Type | Private |
---|---|
Industry | Computer software |
Founded | 1980 |
Headquarters | Waltham, Massachusetts |
Area served | Worldwide |
Key people | Stephen M. Woodard, Vice President, Product Line Executive, OEM/Embedded Group |
Number of employees | 104 (2006) |
Website | www.ardence.com |
Footnotes / references Formerly: Ardence, Inc., VenturCom |
Ardence, a Citrix Company, is a technology company headquartered in Waltham, Massachusetts with representatives in Washington, D.C.; Virginia Beach, VA; Chicago ; Denton, TX; and Europe, Middle East, Africa and India . It develops a software-streaming product and an embedded OEM development platform.
On December 20, 2006, Citrix Systems Inc. announced an agreement to acquire Ardence.
The enterprise software-streaming product deploys Microsoft Windows, SUSE Linux, Red Hat Linux and Turbolinux operating systems, along with all their applications, on demand from networked storage. It allows any x86-based computer - desktop, server, or device - to be provisioned, or re-provisioned from bare metal.
The core technology behind the software streaming product is a device driver for the selected operating system, which mounts a virtual disk over a custom UDP protocol.[1] Basically, computers are configured to netboot a kernel that contains this device driver.

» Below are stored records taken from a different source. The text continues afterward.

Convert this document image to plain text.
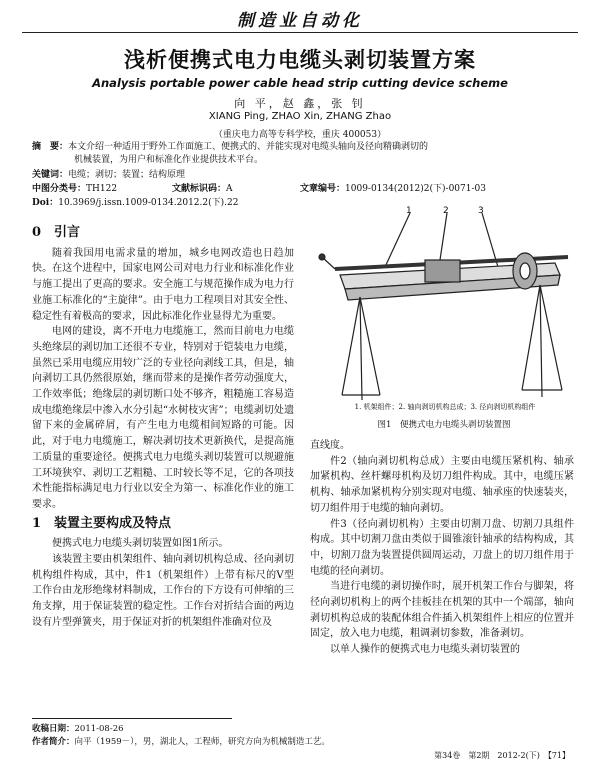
制造业自动化
浅析便携式电力电缆头剥切装置方案
Analysis portable power cable head strip cutting device scheme
向 平，赵 鑫，张 钊
XIANG Ping, ZHAO Xin, ZHANG Zhao
（重庆电力高等专科学校，重庆 400053）
摘　要：本文介绍一种适用于野外工作面施工、便携式的、并能实现对电缆头轴向及径向精确剥切的
机械装置，为用户和标准化作业提供技术平台。
关键词：电缆；剥切；装置；结构原理
中图分类号：TH122	文献标识码：A	文章编号：1009-0134(2012)2(下)-0071-03
Doi：10.3969/j.issn.1009-0134.2012.2(下).22
0　引言

随着我国用电需求量的增加，城乡电网改造也日趋加快。在这个进程中，国家电网公司对电力行业和标准化作业与施工提出了更高的要求。安全施工与规范操作成为电力行业施工标准化的“主旋律”。由于电力工程项目对其安全性、稳定性有着极高的要求，因此标准化作业显得尤为重要。

电网的建设，离不开电力电缆施工，然而目前电力电缆头绝缘层的剥切加工还很不专业，特别对于铠装电力电缆，虽然已采用电缆应用较广泛的专业径向剥线工具，但是，轴向剥切工具仍然很原始，继而带来的是操作者劳动强度大，工作效率低；绝缘层的剥切断口处不够齐，粗糙施工容易造成电缆绝缘层中渗入水分引起“水树枝灾害”；电缆剥切处遗留下来的金属碎屑，有产生电力电缆相间短路的可能。因此，对于电力电缆施工，解决剥切技术更新换代，是提高施工质量的重要途径。便携式电力电缆头剥切装置可以规避施工环境狭窄、剥切工艺粗糙、工时较长等不足，它的各项技术性能指标满足电力行业以安全为第一、标准化作业的施工要求。

1　装置主要构成及特点

便携式电力电缆头剥切装置如图1所示。

该装置主要由机架组件、轴向剥切机构总成、径向剥切机构组件构成，其中，件1（机架组件）上带有标尺的V型工作台由龙形绝缘材料制成，工作台的下方设有可伸缩的三角支撑，用于保证装置的稳定性。工作台对折结合面的两边设有片型弹簧夹，用于保证对折的机架组件准确对位及

1	2	3
1. 机架组件；2. 轴向剥切机构总成；3. 径向剥切机构组件
图1　便携式电力电缆头剥切装置图

直线度。

件2（轴向剥切机构总成）主要由电缆压紧机构、轴承加紧机构、丝杆螺母机构及切刀组件构成。其中，电缆压紧机构、轴承加紧机构分别实现对电缆、轴承座的快速装夹，切刀组件用于电缆的轴向剥切。

件3（径向剥切机构）主要由切割刀盘、切割刀具组件构成。其中切割刀盘由类似于圆锥滚针轴承的结构构成，其中，切割刀盘为装置提供圆周运动，刀盘上的切刀组件用于电缆的径向剥切。

当进行电缆的剥切操作时，展开机架工作台与脚架，将径向剥切机构上的两个挂板挂在机架的其中一个端部，轴向剥切机构总成的装配体组合件插入机架组件上相应的位置并固定，放入电力电缆，粗调剥切参数，准备剥切。

以单人操作的便携式电力电缆头剥切装置的

收稿日期：2011-08-26
作者简介：向平（1959－），男，湖北人，工程师，研究方向为机械制造工艺。
第34卷　第2期　2012-2(下)　【71】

In 2005, Ardence won the ComputerWorld Horizon Award.[2]
In 2006, Ardence won the CRN Best In Show Award at IBM PartnerWorld.[3]
VenturCom was founded in 1980,[4] by Marc H. Meyer, Doug Mook, Bill Spencer and Myron Zimmerman. The company changed its name to Ardence in 2004.[5]
On December 20, 2006, Citrix Systems Inc. announced an agreement to acquire Ardence.[6]